Yes, just like in every household, "something" happens here at Pendragon Hold every day. The main problem of late is the "quality" or rather "bloggability" of those "somethings" that do occur here. A blogger requires inspiration, whether that be the excitement of a looming foreclosure or his/her opinion on upcoming health care legislation, but mostly it's just the day to day madness that is the typical pagan American home life that gets copy. For me, your host, THE Michael, Lord Holder and Harper of Pendragon Hold, that typical pagan life has been comprised of either tripe too uninteresting to be put to pen or drama more fit for the gossip rags that get their fodder from the likes of Tiger Woods. So, lately, I either can't or simply don't WANT to spend an hour staring at this screen either censoring myself or trying to imagine what might have happened around here that is worth the monitor it's displayed upon. Plus, I am inflicted with a lack of desire to make shit up, which many a blogger has been accused of but will never find traction in regards to these Chronicles. Thus, I report to you this post that folks, there just isn't anything worth posting (with My name attached to it) to the Chronicles for now.

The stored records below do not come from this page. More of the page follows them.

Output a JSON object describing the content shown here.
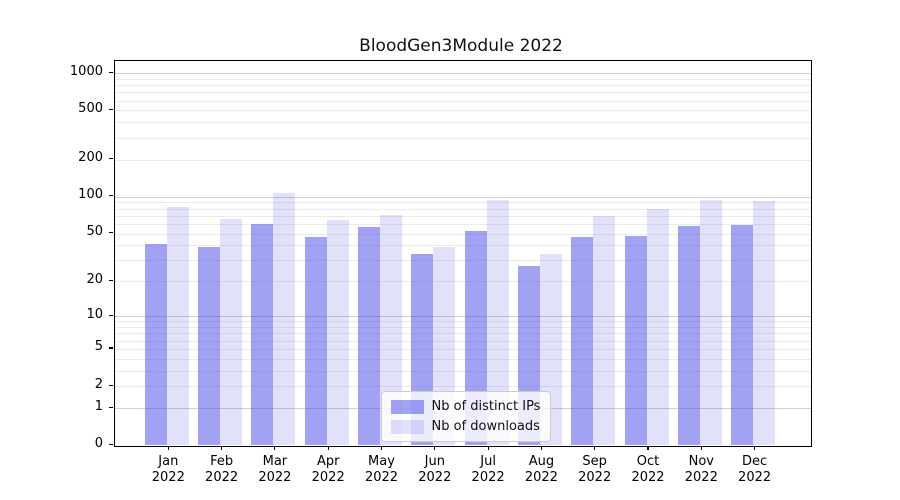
{
  "title": "BloodGen3Module 2022",
  "chart_data": {
    "type": "bar",
    "title": "BloodGen3Module 2022",
    "categories": [
      "Jan",
      "Feb",
      "Mar",
      "Apr",
      "May",
      "Jun",
      "Jul",
      "Aug",
      "Sep",
      "Oct",
      "Nov",
      "Dec"
    ],
    "year_label": "2022",
    "series": [
      {
        "name": "Nb of distinct IPs",
        "color": "rgba(86,86,232,0.55)",
        "values": [
          41,
          39,
          60,
          47,
          57,
          34,
          53,
          27,
          47,
          48,
          58,
          59
        ]
      },
      {
        "name": "Nb of downloads",
        "color": "rgba(86,86,232,0.18)",
        "values": [
          83,
          66,
          107,
          65,
          71,
          39,
          95,
          34,
          70,
          80,
          94,
          92
        ]
      }
    ],
    "xlabel": "",
    "ylabel": "",
    "yscale": "log1p",
    "y_ticks": [
      0,
      1,
      2,
      5,
      10,
      20,
      50,
      100,
      200,
      500,
      1000
    ],
    "ylim": [
      0,
      1250
    ],
    "grid": true,
    "legend_position": "lower center",
    "colors": {
      "major_gridline": "#cfcfcf",
      "minor_gridline": "#ebebeb",
      "axis": "#000000",
      "legend_border": "#cccccc"
    }
  }
}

One of the reasons this could possibly happen is that I assigned my rants, raves, and concise reasoning to that OTHER blog you all know and love. Ok, fine; MOST of you know and a FEW of you love. But even in that case, as of late, I have suffered from a severe form of dontgiveashititis brought on by feeling like Don Quixote tilting at windmills. Once one has convinced themselves from THE RECORD that mankind is inherently a suicidal life form hell bent on killing itself, one loses the motivation to light his tiny little candle in an effort to hold forth against one big bad shadow which is overtaking everything good in this world. So, if my rage builds to the point I either post something or go postal, I will spare my wife and family the stigma by posting a venting scream rather than making a half-hearted dent in the population, which even N1H1 and Middle Eastern suicide bombers don't seem to be making much progress in whittling down.

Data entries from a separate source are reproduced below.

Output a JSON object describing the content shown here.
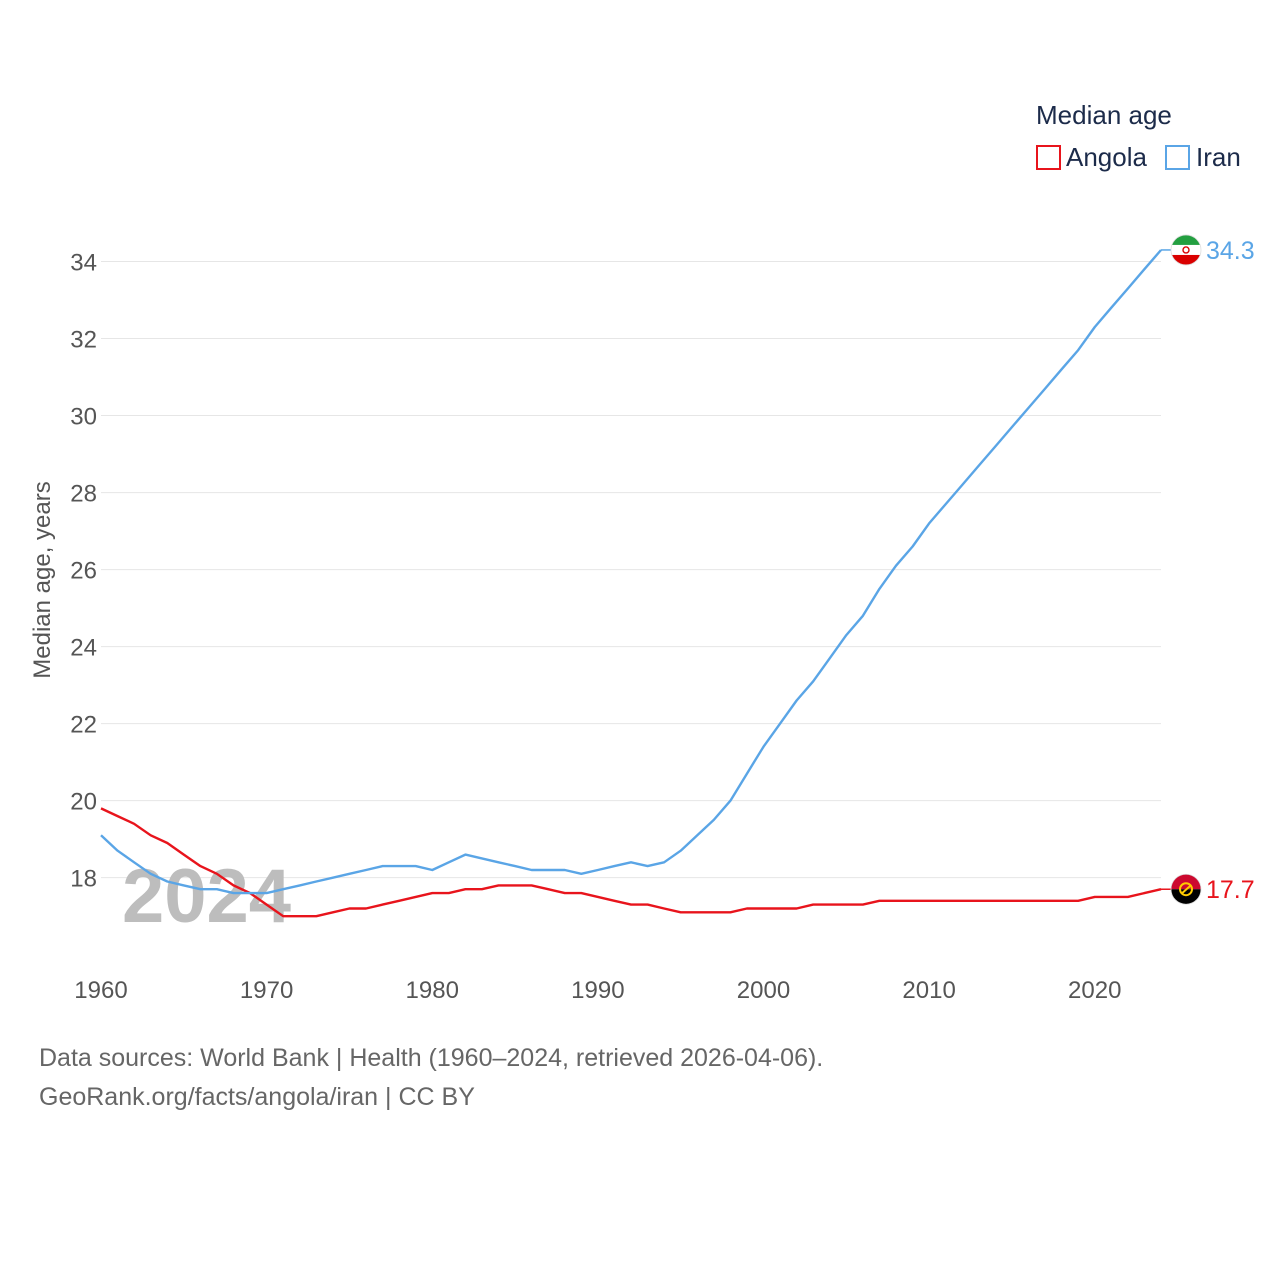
{
  "chart_data": {
    "type": "line",
    "title": "Median age",
    "ylabel": "Median age, years",
    "xlabel": "",
    "xlim": [
      1960,
      2024
    ],
    "ylim": [
      16.2,
      35
    ],
    "x_ticks": [
      1960,
      1970,
      1980,
      1990,
      2000,
      2010,
      2020
    ],
    "y_ticks": [
      18,
      20,
      22,
      24,
      26,
      28,
      30,
      32,
      34
    ],
    "watermark_year": "2024",
    "x": [
      1960,
      1961,
      1962,
      1963,
      1964,
      1965,
      1966,
      1967,
      1968,
      1969,
      1970,
      1971,
      1972,
      1973,
      1974,
      1975,
      1976,
      1977,
      1978,
      1979,
      1980,
      1981,
      1982,
      1983,
      1984,
      1985,
      1986,
      1987,
      1988,
      1989,
      1990,
      1991,
      1992,
      1993,
      1994,
      1995,
      1996,
      1997,
      1998,
      1999,
      2000,
      2001,
      2002,
      2003,
      2004,
      2005,
      2006,
      2007,
      2008,
      2009,
      2010,
      2011,
      2012,
      2013,
      2014,
      2015,
      2016,
      2017,
      2018,
      2019,
      2020,
      2021,
      2022,
      2023,
      2024
    ],
    "series": [
      {
        "name": "Angola",
        "color": "#e8141c",
        "flag": "angola-flag",
        "end_label": "17.7",
        "values": [
          19.8,
          19.6,
          19.4,
          19.1,
          18.9,
          18.6,
          18.3,
          18.1,
          17.8,
          17.6,
          17.3,
          17.0,
          17.0,
          17.0,
          17.1,
          17.2,
          17.2,
          17.3,
          17.4,
          17.5,
          17.6,
          17.6,
          17.7,
          17.7,
          17.8,
          17.8,
          17.8,
          17.7,
          17.6,
          17.6,
          17.5,
          17.4,
          17.3,
          17.3,
          17.2,
          17.1,
          17.1,
          17.1,
          17.1,
          17.2,
          17.2,
          17.2,
          17.2,
          17.3,
          17.3,
          17.3,
          17.3,
          17.4,
          17.4,
          17.4,
          17.4,
          17.4,
          17.4,
          17.4,
          17.4,
          17.4,
          17.4,
          17.4,
          17.4,
          17.4,
          17.5,
          17.5,
          17.5,
          17.6,
          17.7
        ]
      },
      {
        "name": "Iran",
        "color": "#5aa5e6",
        "flag": "iran-flag",
        "end_label": "34.3",
        "values": [
          19.1,
          18.7,
          18.4,
          18.1,
          17.9,
          17.8,
          17.7,
          17.7,
          17.6,
          17.6,
          17.6,
          17.7,
          17.8,
          17.9,
          18.0,
          18.1,
          18.2,
          18.3,
          18.3,
          18.3,
          18.2,
          18.4,
          18.6,
          18.5,
          18.4,
          18.3,
          18.2,
          18.2,
          18.2,
          18.1,
          18.2,
          18.3,
          18.4,
          18.3,
          18.4,
          18.7,
          19.1,
          19.5,
          20.0,
          20.7,
          21.4,
          22.0,
          22.6,
          23.1,
          23.7,
          24.3,
          24.8,
          25.5,
          26.1,
          26.6,
          27.2,
          27.7,
          28.2,
          28.7,
          29.2,
          29.7,
          30.2,
          30.7,
          31.2,
          31.7,
          32.3,
          32.8,
          33.3,
          33.8,
          34.3
        ]
      }
    ]
  },
  "legend": {
    "title": "Median age"
  },
  "footer": {
    "line1": "Data sources: World Bank | Health (1960–2024, retrieved 2026-04-06).",
    "line2": "GeoRank.org/facts/angola/iran | CC BY"
  }
}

Sometimes I feel that if anybody truly knew me, they would know that there is so much more light in my soul than the darkness I sometimes seem to drag around with me. I think I love to much while not loving nearly enough. I might simply be broken; I don't know. All I do know for now and for sure is that I need a break from thinking about anything, including writing on this blog, so bear with me, please have faith in me, and know that all you special human beings that have stuck with me and mine throughout these years; I love and care for you in the only real way I know that matters. I'll be back. Maybe sooner than later. I am, after all, obsessive/compulsive. I'll be visiting the portals into YOUR life as I always have. Just keep a candle lit in the window.